ていうか、「つかぁさい」って何ですか。エルフの定義が、まったく分からないんですが。
「白けた……」
アーリアがリリアードをポイと捨て、私を睨みながら去っていきます。そして振り返ると、リリアードに言いました。
「……こんな目に遭いたく無かったら、さっさと生徒会長をアタシに譲るんだな」
「ぬぬぅぅぅ……わしの邪眼が本調子であれば、このようなことにならなかったものをォォオオ!」
いやいや。リリアード、あなたの視力は5.0。邪眼どころか健全過ぎますので。
って、もしかしてさっき目を突ついた私に、全部の責任を押し付ける気ですかッ!?
この駄エルフ――侮れません。
さて――こんなことをやっているうちに、シュトラウスも教室の外へ出ましたね。
どうやら彼はアーリアの逆方向へと向かい、魔導師科のキリキアと合流するようです。
ちょっと予定外のトラブルもありましたが、結果オーライ。今日は、シュトラウスがキリキアの護衛に付くようです。

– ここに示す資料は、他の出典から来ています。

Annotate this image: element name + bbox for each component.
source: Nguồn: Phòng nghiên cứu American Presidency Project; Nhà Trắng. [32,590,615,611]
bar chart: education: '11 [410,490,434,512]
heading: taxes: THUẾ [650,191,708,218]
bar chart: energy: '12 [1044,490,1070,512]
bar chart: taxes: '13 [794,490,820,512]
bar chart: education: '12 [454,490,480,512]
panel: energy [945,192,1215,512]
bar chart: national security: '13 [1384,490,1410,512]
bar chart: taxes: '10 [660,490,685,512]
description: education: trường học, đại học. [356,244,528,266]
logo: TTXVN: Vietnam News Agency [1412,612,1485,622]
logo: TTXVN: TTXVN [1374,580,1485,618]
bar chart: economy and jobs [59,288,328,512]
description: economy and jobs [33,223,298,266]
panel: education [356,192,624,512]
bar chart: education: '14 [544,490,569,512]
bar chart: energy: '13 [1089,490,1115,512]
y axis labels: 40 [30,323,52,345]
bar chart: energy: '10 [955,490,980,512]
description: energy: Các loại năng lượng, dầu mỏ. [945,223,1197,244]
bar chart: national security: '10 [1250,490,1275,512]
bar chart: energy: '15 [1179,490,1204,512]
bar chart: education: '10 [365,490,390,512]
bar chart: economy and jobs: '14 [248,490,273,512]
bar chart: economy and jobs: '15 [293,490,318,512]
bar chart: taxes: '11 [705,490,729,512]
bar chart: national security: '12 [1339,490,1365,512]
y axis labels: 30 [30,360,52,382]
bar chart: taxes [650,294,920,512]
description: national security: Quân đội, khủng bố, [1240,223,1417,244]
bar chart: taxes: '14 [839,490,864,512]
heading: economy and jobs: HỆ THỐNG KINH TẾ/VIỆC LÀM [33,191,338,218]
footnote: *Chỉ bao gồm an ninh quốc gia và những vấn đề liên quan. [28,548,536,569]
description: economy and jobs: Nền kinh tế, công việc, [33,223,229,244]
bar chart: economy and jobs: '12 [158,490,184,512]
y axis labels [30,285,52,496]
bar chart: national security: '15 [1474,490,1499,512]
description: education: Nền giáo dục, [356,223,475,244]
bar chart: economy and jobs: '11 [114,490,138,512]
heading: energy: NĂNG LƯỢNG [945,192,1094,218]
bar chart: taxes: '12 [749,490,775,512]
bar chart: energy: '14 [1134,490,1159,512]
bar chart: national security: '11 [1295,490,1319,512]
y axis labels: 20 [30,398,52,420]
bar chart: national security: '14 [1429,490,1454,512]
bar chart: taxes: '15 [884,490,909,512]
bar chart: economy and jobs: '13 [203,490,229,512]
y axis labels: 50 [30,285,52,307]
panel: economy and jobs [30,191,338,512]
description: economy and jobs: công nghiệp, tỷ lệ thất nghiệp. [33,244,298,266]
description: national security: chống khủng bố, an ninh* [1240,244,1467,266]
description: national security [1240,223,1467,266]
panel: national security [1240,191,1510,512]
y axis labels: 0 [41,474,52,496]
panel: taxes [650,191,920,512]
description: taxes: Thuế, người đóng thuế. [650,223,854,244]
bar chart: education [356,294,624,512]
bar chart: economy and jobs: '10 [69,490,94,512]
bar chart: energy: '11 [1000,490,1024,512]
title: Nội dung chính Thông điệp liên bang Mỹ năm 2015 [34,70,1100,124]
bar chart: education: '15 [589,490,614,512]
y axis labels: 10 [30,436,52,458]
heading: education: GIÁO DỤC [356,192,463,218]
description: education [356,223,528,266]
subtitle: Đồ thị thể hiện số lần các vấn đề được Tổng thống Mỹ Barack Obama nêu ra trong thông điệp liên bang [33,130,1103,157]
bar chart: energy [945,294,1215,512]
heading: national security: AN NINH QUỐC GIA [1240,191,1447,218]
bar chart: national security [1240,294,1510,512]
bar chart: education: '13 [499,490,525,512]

私とニアは厨二臭のするセリフを連発して誤摩化すリリアードを放置し、彼等の後を追いかけました。
リリアードとアーリアの関係性は元からして、こうだったらしく。
残念だか有り難いのかよく分かりませんが、生徒会の権威が失墜することは無さそうですので。
合流したキリキアとシュトラウスは、どうやら階下へと向かっているようです。
そこで三階から二階へ至る踊り場へ彼等が出た所で、ニアが後ろから声を掛けました。